Comme cette dame, plusieurs femmes se sont accommodées de la dysfonction érectile de leur conjoint. En paix avec leur propre libido ralentie, elles n’éprouvent pas le besoin pressant d’une vie sexuelle active et sont désarmées devant les demandes enflammées de leur conjoint. D’autant plus qu’au début, «les hommes vivent souvent une phase Rambo, explique Diane Brouillette. La pénétration leur a manqué. Ils ont envie de faire l’amour tout le temps et se précipitent de peur de perdre leur érection, en oubliant les préliminaires et les jeux amoureux.» Ce qui laisse leur partenaire insatisfaite, alors qu’une telle hâte est injustifiée étant donné que l’effet du médicament dure quatre heures et même davantage! Lorsque le couple est sain, les époux sont capables d’en parler et finissent par s’ajuster.
Demandes…
Après des années d’intimité sexuelle satisfaisante, des couples passent, au fil du temps, à une chaste cohabitation qui leur convient. «Certains couples vivent très bien cette baisse, ou même cet arrêt de sexualité, note Diane Brouillette. Ils ont du plaisir ensemble, ils voyagent, partagent des activités. Ils n’ont plus le goût de faire l’amour et s’en portent bien.» Dans ce contexte, comment réagira un mari que sa femme presse tout à coup de prendre du Viagra? «Si cela crée un conflit, c’est que le couple ne va pas si bien, soutient la sexologue. Il faut voir pourquoi le désir a baissé. Généralement, un couple qui va bien trouvera ensemble des solutions.»

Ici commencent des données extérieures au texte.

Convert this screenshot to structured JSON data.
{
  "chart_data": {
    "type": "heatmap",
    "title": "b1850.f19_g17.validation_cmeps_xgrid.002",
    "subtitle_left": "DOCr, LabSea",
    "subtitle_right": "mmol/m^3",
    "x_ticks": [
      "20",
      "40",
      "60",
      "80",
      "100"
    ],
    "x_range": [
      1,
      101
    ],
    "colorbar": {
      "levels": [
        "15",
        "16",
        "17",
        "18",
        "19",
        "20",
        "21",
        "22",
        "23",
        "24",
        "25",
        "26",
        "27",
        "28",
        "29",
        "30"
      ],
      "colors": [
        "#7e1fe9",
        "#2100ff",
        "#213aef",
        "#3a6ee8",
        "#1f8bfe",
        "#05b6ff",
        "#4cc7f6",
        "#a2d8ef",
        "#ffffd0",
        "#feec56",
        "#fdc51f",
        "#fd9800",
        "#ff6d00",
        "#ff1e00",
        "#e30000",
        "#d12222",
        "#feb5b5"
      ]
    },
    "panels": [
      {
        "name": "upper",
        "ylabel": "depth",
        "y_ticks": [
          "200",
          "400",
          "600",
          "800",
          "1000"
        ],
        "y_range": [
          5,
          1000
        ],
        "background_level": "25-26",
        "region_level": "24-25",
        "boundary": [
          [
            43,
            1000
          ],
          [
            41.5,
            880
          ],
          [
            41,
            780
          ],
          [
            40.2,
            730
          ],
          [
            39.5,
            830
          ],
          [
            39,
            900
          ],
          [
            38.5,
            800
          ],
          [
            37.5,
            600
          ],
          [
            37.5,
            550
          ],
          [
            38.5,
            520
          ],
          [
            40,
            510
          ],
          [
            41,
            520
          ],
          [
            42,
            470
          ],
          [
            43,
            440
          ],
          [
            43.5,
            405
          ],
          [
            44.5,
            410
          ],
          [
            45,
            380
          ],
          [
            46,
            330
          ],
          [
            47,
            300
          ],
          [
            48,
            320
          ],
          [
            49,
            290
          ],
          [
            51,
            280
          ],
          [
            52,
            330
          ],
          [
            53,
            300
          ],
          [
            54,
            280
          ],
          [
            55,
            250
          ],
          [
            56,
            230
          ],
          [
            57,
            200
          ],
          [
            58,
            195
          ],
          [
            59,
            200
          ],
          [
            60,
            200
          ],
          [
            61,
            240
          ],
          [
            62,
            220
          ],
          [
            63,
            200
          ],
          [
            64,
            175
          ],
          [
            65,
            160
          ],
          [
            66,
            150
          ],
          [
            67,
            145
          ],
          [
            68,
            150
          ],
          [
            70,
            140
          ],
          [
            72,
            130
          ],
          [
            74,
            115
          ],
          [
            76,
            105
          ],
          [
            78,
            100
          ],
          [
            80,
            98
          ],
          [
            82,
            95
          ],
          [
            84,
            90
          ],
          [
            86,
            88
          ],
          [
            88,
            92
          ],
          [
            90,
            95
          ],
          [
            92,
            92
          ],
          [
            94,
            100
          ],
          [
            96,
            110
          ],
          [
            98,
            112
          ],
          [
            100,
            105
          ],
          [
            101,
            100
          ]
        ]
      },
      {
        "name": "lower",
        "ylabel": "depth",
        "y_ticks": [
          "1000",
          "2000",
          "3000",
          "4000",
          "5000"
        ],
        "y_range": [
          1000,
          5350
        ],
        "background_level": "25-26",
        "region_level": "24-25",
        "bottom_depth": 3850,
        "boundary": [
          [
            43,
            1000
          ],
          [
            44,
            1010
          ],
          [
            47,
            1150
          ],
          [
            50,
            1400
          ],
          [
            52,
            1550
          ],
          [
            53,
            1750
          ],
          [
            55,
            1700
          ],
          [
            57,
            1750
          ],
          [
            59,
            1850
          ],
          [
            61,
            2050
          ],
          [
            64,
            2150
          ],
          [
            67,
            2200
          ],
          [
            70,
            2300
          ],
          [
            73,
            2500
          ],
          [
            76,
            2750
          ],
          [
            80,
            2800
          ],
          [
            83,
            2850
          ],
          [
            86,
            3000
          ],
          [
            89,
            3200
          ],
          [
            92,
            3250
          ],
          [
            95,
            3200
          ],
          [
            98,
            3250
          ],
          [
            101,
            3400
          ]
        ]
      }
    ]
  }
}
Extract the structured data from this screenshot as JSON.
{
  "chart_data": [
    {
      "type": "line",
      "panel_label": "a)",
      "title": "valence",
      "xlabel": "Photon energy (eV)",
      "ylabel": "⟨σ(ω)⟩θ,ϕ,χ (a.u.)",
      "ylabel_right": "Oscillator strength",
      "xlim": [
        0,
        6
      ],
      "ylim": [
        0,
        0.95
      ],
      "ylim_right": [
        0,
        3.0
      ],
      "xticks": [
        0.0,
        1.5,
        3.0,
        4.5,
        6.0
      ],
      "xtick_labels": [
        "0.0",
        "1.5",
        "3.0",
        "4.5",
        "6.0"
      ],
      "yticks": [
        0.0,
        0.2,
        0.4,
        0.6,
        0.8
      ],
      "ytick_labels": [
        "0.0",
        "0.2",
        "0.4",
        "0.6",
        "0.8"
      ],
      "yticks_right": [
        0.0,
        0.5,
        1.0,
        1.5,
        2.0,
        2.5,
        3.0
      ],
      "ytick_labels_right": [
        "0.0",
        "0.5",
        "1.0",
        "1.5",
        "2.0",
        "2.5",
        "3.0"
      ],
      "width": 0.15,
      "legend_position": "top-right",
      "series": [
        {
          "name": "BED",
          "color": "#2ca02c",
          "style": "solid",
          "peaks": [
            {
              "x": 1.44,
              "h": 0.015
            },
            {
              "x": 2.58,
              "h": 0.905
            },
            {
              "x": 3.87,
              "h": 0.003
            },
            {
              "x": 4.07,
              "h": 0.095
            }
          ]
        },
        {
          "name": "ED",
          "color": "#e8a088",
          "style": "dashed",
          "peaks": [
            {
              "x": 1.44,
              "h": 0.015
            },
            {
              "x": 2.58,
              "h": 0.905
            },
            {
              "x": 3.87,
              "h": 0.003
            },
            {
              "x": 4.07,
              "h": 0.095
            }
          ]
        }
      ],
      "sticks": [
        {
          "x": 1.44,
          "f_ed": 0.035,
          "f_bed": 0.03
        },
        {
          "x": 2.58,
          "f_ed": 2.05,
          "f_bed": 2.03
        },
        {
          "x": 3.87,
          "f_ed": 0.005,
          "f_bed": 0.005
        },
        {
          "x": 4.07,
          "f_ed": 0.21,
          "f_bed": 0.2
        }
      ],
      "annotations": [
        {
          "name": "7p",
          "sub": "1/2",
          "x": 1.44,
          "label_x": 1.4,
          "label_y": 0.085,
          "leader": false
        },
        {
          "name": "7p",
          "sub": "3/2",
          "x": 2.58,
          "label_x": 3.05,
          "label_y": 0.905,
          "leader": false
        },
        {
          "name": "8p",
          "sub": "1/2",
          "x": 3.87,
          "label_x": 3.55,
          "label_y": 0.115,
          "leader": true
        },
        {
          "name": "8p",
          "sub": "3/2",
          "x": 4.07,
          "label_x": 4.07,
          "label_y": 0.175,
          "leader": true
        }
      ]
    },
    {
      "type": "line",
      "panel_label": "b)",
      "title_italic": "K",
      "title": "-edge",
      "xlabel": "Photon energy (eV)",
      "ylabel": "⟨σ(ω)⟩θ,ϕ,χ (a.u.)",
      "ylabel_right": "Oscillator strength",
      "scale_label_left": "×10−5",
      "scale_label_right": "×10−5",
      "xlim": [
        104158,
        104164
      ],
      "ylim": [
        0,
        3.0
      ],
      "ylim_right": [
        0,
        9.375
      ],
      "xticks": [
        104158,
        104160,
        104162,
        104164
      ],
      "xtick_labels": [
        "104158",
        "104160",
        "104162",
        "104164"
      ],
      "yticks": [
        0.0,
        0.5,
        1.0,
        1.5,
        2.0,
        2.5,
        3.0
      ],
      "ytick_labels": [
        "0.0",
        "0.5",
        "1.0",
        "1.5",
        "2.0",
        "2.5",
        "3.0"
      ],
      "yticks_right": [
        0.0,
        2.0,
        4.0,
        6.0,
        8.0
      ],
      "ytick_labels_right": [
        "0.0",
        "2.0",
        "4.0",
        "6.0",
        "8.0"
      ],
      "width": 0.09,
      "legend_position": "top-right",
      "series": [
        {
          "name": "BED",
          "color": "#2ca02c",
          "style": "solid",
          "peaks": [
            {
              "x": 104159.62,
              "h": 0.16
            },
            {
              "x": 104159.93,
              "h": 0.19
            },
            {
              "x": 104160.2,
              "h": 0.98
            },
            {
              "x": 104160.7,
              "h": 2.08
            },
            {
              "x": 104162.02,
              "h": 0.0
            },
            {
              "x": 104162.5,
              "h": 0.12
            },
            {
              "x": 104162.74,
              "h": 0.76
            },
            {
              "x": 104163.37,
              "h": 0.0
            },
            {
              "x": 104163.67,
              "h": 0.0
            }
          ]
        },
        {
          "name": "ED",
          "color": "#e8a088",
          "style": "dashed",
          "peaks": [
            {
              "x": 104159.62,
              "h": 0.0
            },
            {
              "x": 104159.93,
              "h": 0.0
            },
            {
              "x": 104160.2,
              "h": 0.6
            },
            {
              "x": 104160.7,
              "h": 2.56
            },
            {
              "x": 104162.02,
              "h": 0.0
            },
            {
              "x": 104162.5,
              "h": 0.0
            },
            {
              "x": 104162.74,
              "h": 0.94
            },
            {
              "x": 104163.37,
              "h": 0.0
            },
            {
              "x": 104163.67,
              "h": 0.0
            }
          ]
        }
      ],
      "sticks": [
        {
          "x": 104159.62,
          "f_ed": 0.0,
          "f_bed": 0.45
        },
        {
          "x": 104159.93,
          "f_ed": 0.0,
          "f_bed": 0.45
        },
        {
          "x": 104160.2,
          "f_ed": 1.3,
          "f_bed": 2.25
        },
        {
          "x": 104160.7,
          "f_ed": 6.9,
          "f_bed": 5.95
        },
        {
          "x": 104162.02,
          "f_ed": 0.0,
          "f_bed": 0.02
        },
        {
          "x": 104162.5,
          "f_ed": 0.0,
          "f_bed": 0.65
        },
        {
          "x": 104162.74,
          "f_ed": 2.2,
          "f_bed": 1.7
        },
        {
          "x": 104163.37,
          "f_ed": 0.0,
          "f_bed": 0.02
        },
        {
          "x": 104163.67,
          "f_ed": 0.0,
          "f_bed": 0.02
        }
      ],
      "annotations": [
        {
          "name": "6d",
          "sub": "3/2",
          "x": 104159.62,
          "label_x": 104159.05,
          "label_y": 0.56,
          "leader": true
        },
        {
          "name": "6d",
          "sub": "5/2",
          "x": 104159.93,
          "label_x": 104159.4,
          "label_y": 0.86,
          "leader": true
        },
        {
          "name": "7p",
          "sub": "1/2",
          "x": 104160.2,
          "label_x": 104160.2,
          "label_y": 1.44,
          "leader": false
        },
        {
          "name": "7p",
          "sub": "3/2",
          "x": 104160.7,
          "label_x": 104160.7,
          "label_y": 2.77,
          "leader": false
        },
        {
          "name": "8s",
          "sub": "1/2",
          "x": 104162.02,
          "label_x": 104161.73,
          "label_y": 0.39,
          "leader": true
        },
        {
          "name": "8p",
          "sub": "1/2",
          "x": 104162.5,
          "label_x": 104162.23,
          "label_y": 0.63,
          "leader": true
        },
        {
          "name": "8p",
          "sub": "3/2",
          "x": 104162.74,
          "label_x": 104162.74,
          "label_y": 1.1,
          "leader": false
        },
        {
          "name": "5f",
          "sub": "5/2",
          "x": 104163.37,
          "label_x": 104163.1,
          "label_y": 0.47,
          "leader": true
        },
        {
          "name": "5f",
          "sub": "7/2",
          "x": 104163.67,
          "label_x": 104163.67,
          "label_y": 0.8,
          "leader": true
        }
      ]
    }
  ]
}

Volage avant, volage après
Volage avant, volage après
Certains hommes ragaillardis et forts de leur nouveau pouvoir se mettront à vagabonder et iront trouver ailleurs, souvent auprès de femmes plus jeunes, ce que leur conjointe ne semble plus vouloir ou pouvoir leur offrir. Ce serait surtout vrai des hommes déjà volages. The Observer mentionnait ainsi que l’on remarquait, dans les communautés de retraités de la Floride, une envolée du taux des infections sexuellement transmissibles chez les hommes âgés qui fréquentent désormais davantage les prostituées. Des avocats spécialisés dans les divorces y affirmaient aussi que le médicament était à l’origine d’une hausse de divorces ayant pour motif l’infidélité.
Certains couples n’y survivront donc pas. Comme si le Viagra précipitait et faisait éclater des problèmes qui existaient déjà, mais que le couple feignait de ne pas voir ou avec lesquels il avait appris à composer. Un homme qui a des problèmes érectiles sera plus enclin à rester tranquillement à la maison, même s’il n’y est pas heureux. Alors qu’un homme qui a retrouvé son estime de soi et sa virilité s’affirmera peut-être davantage et acceptera moins facilement des situations qu’il tolérait parce qu’il se sentait… impuissant.
«C’est souvent comme cela que les hommes qui souffrent de dysfonction érectile se sentent: incapables, impuissants», constate Diane Brouillette. L’impuissance mine non seulement leur vie sexuelle, mais leur vie sociale: les autres peuvent, eux pas. Une scène érotique dans un film les jette dans l’embarras. Ils n’osent plus faire de blagues salées en public…
Le Viagra apporte une aide précieuse aux couples qui vont bien et qui ont connu auparavant une vie sexuelle satisfaisante. Il devient alors un objet d’épanouissement pour les deux partenaires. Mais il peut alimenter ou susciter des conflits chez les couples déjà fragiles, qui tiennent surtout par habitude, comme chez ceux qui ont des failles que les conjoints préfèrent ne pas voir… Il peut alors agir comme «révélateur» et obliger le couple à faire le point sur sa relation.